TTtengo en mi sesera aquellos domingos de Resurrección que mis abuelos me llevaban a ver la Borriquita y luego iba a la terraza que había en la plaza para tomarme una gaseosa y una media ración de carne con tomate (era lo que más me gustaba, porque estaba cansado de comer durante toda la semana bacalao y potajes). En ese domingo ya podía comer carne. Mis abuelos guardaban rigurosamente los días de ayuno y abstinencia, y por ello todos los de la casa.

Los tiempos han cambiado y lo de la Pascua de Resurrección queda como fiesta laica y poco tiene que ver el recordar el tercer día de la resurrección después de la Crucifixión. Sin embargo, el hombre nunca deja a un lado las fiestas y costumbres en las que encuentra fruición, venga de donde venga. Así, en muchas partes de España ha quedado la costumbre del Huevo de Pascua, que con el tiempo se ha difundido por toda la piel de toro. Costumbre que no solo es de los católicos sino que los mismos judíos la han incorporado a su cena de pascua o Séder para recordar el corazón duro de Ramsés II. Pero si nos retrotraemos a nuestra Edad Media, era habitual regalar en estas fechas huevos pintados, que durante la Cuaresma, ya que no podían comerse en esos días, y así se pintaban para comerlos el Domingo de Resurrección.

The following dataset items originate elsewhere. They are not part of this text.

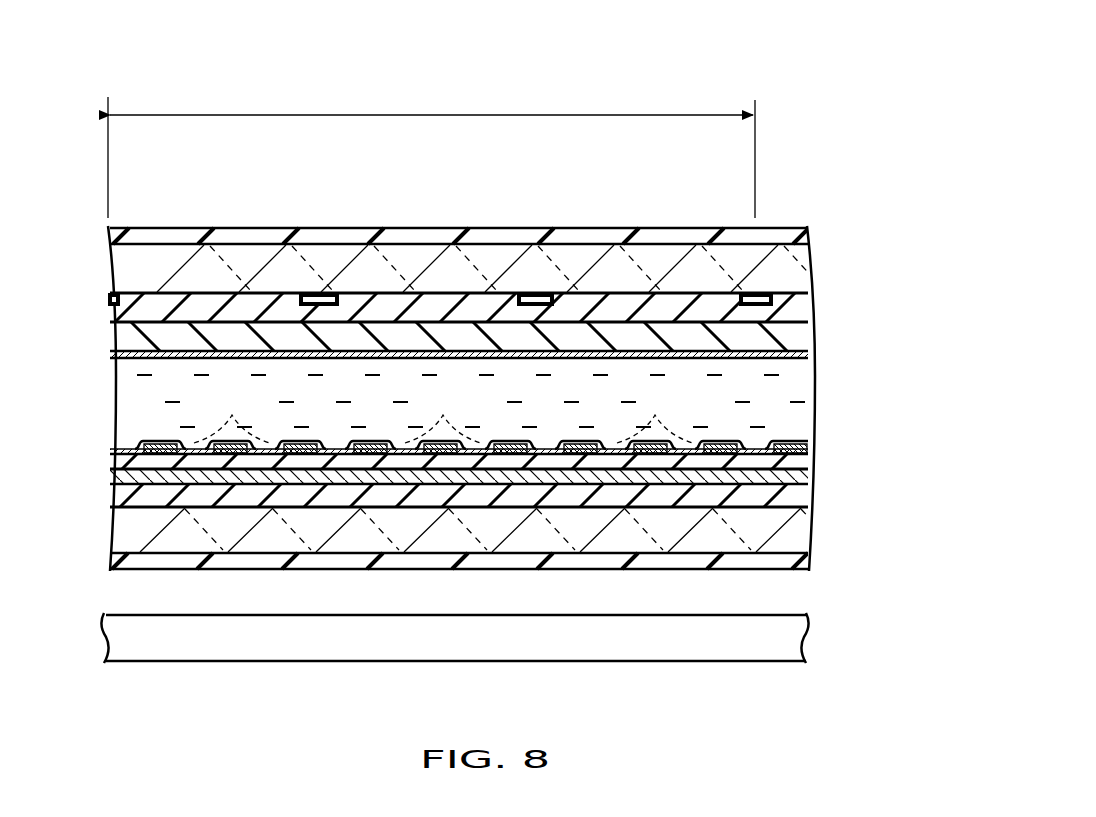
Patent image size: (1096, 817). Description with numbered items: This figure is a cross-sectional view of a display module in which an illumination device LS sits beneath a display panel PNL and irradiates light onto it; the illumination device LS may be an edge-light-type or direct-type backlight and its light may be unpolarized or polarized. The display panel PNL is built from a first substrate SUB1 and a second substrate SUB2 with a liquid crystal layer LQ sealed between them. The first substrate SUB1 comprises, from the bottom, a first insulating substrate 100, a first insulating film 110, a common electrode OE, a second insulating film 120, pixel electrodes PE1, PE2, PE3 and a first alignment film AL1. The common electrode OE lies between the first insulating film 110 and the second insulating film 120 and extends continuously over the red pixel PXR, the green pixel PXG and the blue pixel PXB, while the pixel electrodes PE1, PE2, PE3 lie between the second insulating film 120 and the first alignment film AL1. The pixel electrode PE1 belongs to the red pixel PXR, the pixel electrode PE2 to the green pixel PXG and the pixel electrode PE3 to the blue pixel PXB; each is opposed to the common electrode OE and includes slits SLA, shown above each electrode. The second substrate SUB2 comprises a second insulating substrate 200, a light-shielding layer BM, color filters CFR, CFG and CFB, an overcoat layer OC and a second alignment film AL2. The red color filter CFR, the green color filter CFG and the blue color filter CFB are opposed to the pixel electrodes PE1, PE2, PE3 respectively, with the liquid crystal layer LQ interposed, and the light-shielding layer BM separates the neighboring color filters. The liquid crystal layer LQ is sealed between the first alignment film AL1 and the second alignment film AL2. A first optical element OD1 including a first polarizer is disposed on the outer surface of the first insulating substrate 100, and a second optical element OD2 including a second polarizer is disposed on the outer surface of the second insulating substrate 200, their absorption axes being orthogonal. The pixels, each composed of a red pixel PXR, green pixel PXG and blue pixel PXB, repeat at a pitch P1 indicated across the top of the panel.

The display panel PNL is at (683, 97).
The pitch P1 is at (431, 153).
The second substrate SUB2 is at (826, 303).
The second optical element OD2 is at (808, 232).
The second insulating substrate 200 is at (110, 268).
The light-shielding layer BM is at (130, 290).
The red color filter CFR is at (197, 300).
The green color filter CFG is at (400, 300).
The blue color filter CFB is at (607, 300).
The red pixel PXR is at (265, 330).
The green pixel PXG is at (482, 330).
The blue pixel PXB is at (676, 330).
The overcoat layer OC is at (111, 337).
The second alignment film AL2 is at (112, 362).
The liquid crystal layer LQ is at (800, 392).
The slits SLA is at (443, 415).
The first substrate SUB1 is at (826, 518).
The first alignment film AL1 is at (110, 450).
The pixel electrode PE1 is at (232, 457).
The pixel electrode PE2 is at (372, 457).
The pixel electrode PE3 is at (583, 457).
The second insulating film 120 is at (110, 460).
The common electrode OE is at (110, 482).
The first insulating film 110 is at (110, 496).
The first insulating substrate 100 is at (110, 540).
The first optical element OD1 is at (808, 562).
The illumination device LS is at (806, 632).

Otra de las leyendas de esta costumbre se asocia con la fertilidad. De tal manera, que al coincidir la Pascua con el comienzo de la primavera (periodo ancestralmente asociado a la fertilidad) se ha establecido en toda Europa desde tiempo los huevos pintados en estas fechas de Pascua.

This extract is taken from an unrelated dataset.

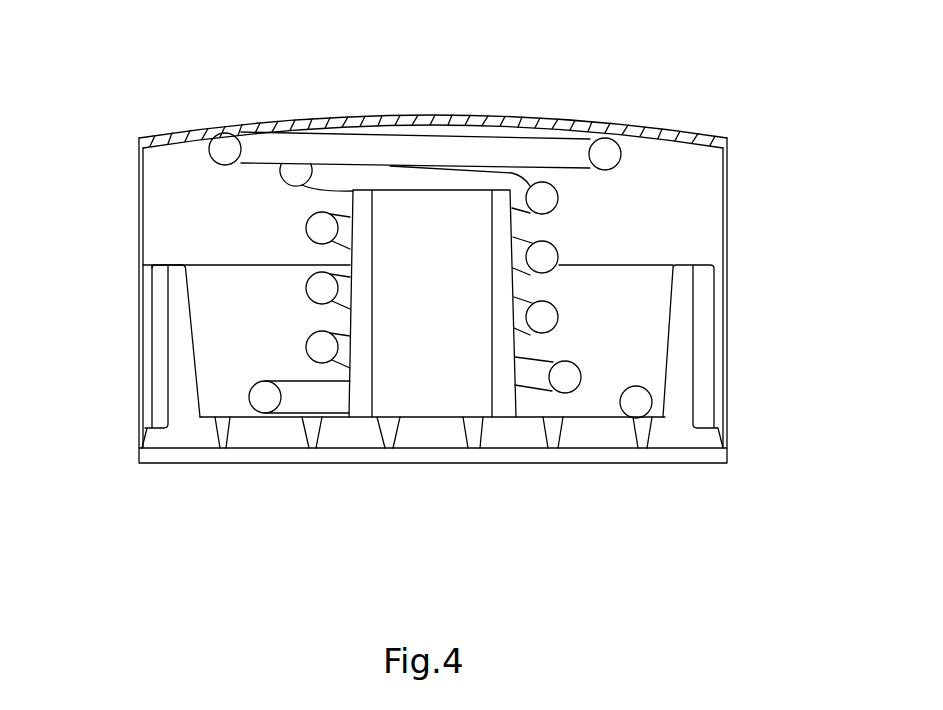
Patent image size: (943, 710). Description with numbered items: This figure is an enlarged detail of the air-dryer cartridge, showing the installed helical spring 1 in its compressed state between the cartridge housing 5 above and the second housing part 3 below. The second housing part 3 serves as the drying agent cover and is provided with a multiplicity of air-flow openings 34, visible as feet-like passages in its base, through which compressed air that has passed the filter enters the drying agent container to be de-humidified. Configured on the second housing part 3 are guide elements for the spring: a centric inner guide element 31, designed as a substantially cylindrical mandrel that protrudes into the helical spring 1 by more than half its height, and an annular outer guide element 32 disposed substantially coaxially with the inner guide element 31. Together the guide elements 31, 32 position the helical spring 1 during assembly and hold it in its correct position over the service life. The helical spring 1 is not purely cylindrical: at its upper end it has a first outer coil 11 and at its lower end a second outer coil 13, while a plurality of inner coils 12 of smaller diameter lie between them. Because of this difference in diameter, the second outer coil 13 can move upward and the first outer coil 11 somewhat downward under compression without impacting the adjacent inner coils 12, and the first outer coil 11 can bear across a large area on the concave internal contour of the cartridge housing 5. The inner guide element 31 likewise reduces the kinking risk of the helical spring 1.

Pero no solo existen la costumbre de los Huevos de Pascua sino también la de los Conejos de Pascua. Esta última se origina de una leyenda que cuenta que en el Santo Sepulcro no solo se enterró Jesús sino que también quedó enterrado un conejo y que éste fue el que primero presenció la Resurrección de Cristo y que salió junto con Jesús del sepulcro. De ahí la costumbre del llamado Conejo de Pascua. Ambas costumbres han arraigado en la sociedad al margen de su origen religioso, y más como una manera festiva como existen otras tantas.

Vuelta a recuerdo de aquellos años en que la edad aún la tenía para enseñarla, veo un gran perol de arroz caldoso repleto de tajadas de pollo poblando el condumio humeante que rodeábamos toda la familia como si fuese un verdadero dios culinario. Y como en mi casa era costumbre todos comíamos del mismo perol, con el protocolo de "cuchara y paso atrás" y de cuando en cuando trago de vino y trozo de pan. Todo un alarde gastronómico-familiar.